Empezaba a sentirme exhausto y a temblar. Me cubrí los hombros con la áspera manta del carromato, y el olor a caballos impregnado en su fibra me dio cierto consuelo. Era un olor natural. Olor a tierra.

—¿Qué demonio? —dije, sin apenas energía. No encontraba sentido en lo que me decía. ¿Se trataba de alguna vieja superstición? Aquella gente era más simple que la de otros países europeos más civilizados como Inglaterra o Francia, y su fe en el folklore y las leyendas había perdurado más que la nuestra, especialmente allí, en medio de la nada.

—Creo que tengo la tuberculosis, nada más —dije, como si aquello no fuera motivo de preocupación en sí mismo—. Siempre he tenido propensión a enfermar del pecho.

—Eso no es tuberculosis —dijo Josep. Los cascos de los caballos repicaban a un ritmo constante contra el camino desigual—. Es el Upir. Lo despertó usted en el río. Y ahora el Upir le posee.

Era la misma palabra que había utilizado la anciana, pero me negaba a admitir el pavor que sentía al oírla.

—No sé lo que es el Upir —dije—, pero le aseguro que estoy sencillamente enfermo. Estamos en tiempos modernos… no hay lugar para supersticiones absurdas. —Le miré—. Usted vive en la ciudad… bien debe saberlo.

—Yo sé muchas cosas —contestó—. Y como esa anciana, sé que usted está maldito. Nunca debí decirle que el río estaba allí. Rezaré por usted.
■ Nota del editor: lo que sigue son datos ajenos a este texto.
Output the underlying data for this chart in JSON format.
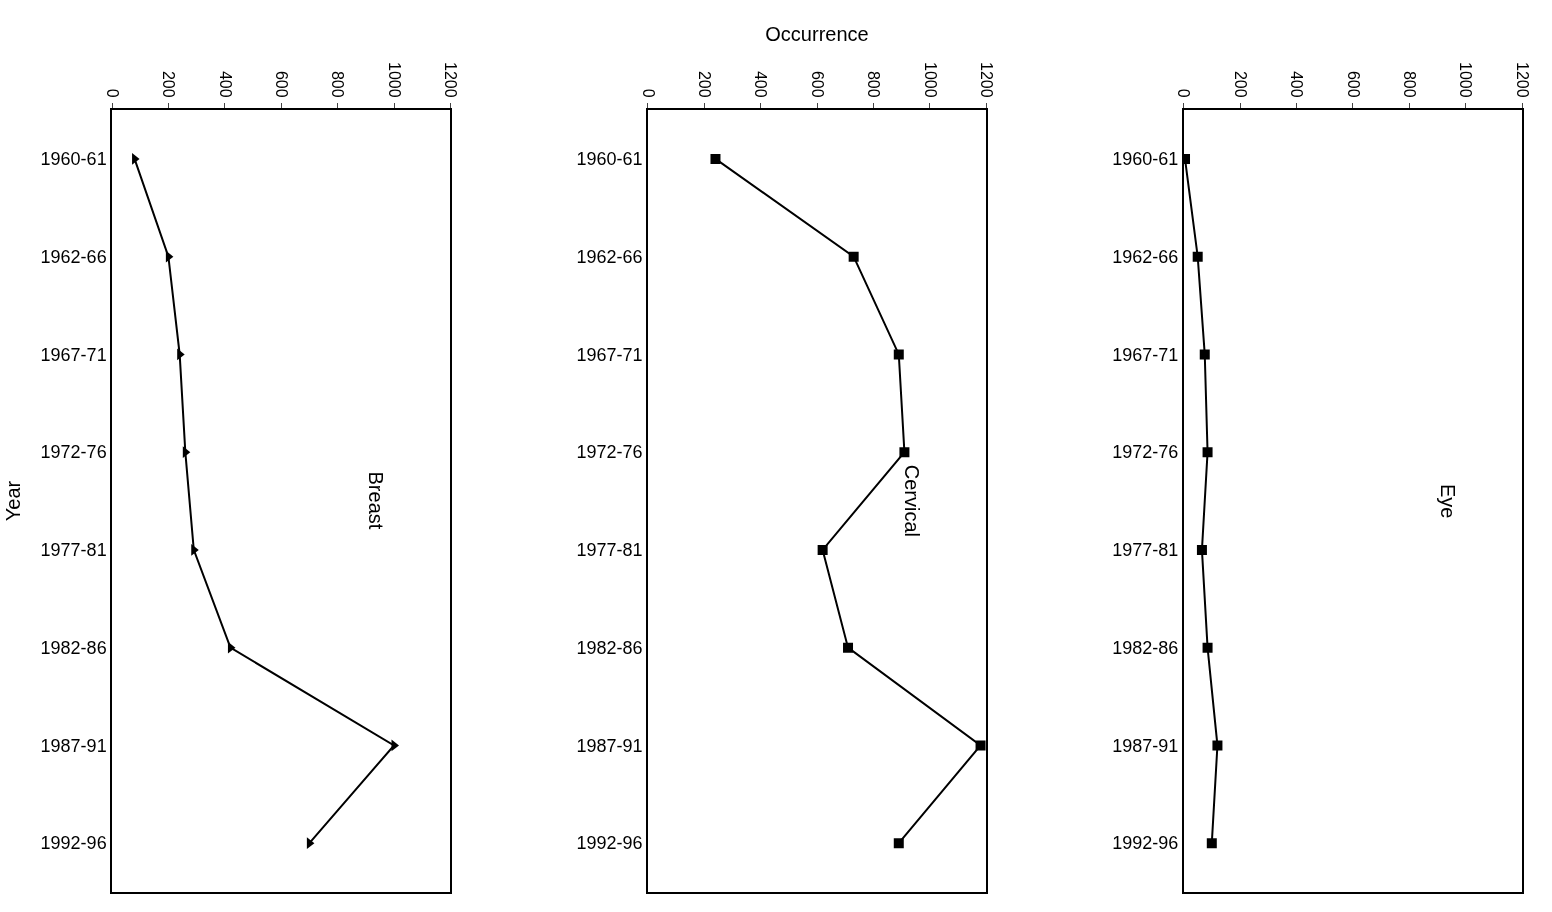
{
  "chart_data": [
    {
      "type": "line",
      "orientation": "horizontal",
      "ylabel": "Year",
      "annotations": [
        "Breast"
      ],
      "categories": [
        "1960-61",
        "1962-66",
        "1967-71",
        "1972-76",
        "1977-81",
        "1982-86",
        "1987-91",
        "1992-96"
      ],
      "series": [
        {
          "color": "#000000",
          "values": [
            80,
            200,
            240,
            260,
            290,
            420,
            1000,
            700
          ]
        }
      ],
      "xlim": [
        0,
        1200
      ],
      "xticks": [
        0,
        200,
        400,
        600,
        800,
        1000,
        1200
      ],
      "marker": "triangle"
    },
    {
      "type": "line",
      "orientation": "horizontal",
      "xlabel": "Occurrence",
      "annotations": [
        "Cervical"
      ],
      "categories": [
        "1960-61",
        "1962-66",
        "1967-71",
        "1972-76",
        "1977-81",
        "1982-86",
        "1987-91",
        "1992-96"
      ],
      "series": [
        {
          "color": "#000000",
          "values": [
            240,
            730,
            890,
            910,
            620,
            710,
            1180,
            890
          ]
        }
      ],
      "xlim": [
        0,
        1200
      ],
      "xticks": [
        0,
        200,
        400,
        600,
        800,
        1000,
        1200
      ],
      "marker": "square"
    },
    {
      "type": "line",
      "orientation": "horizontal",
      "annotations": [
        "Eye"
      ],
      "categories": [
        "1960-61",
        "1962-66",
        "1967-71",
        "1972-76",
        "1977-81",
        "1982-86",
        "1987-91",
        "1992-96"
      ],
      "series": [
        {
          "color": "#000000",
          "values": [
            5,
            50,
            75,
            85,
            65,
            85,
            120,
            100
          ]
        }
      ],
      "xlim": [
        0,
        1200
      ],
      "xticks": [
        0,
        200,
        400,
        600,
        800,
        1000,
        1200
      ],
      "marker": "square"
    }
  ]
}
—¿Me está diciendo que me va a matar? ¿Este demonio, este Upir? —Empezaba a perder la paciencia. Quería volver a casa, o al menos a algún lugar civilizado. En medio de la oscuridad, con los árboles colgando sobre nosotros como si quisieran agacharse y arrancarme parte por parte con sus ramas dentadas, hasta a mí me costaba creer mi propio razonamiento. Había visto los símbolos pintados sobre las puertas. Había visto el miedo. Si no tenía cuidado, podía acabar creyendo sus ridículas leyendas, especialmente cuando el mismo Josep se negaba a razonar.

—Oh, no —dijo—. No le matará. Será mucho, mucho peor que eso,

Y entonces me lo explicó.

Ya ha amanecido, e incluso a la luz del día sigo temblando al escribir sus palabras. Evidentemente, me burlé de ellas, pero mi corazón está ahora lleno de miedo. Fue horroroso, y desearía no haberlas oído nunca.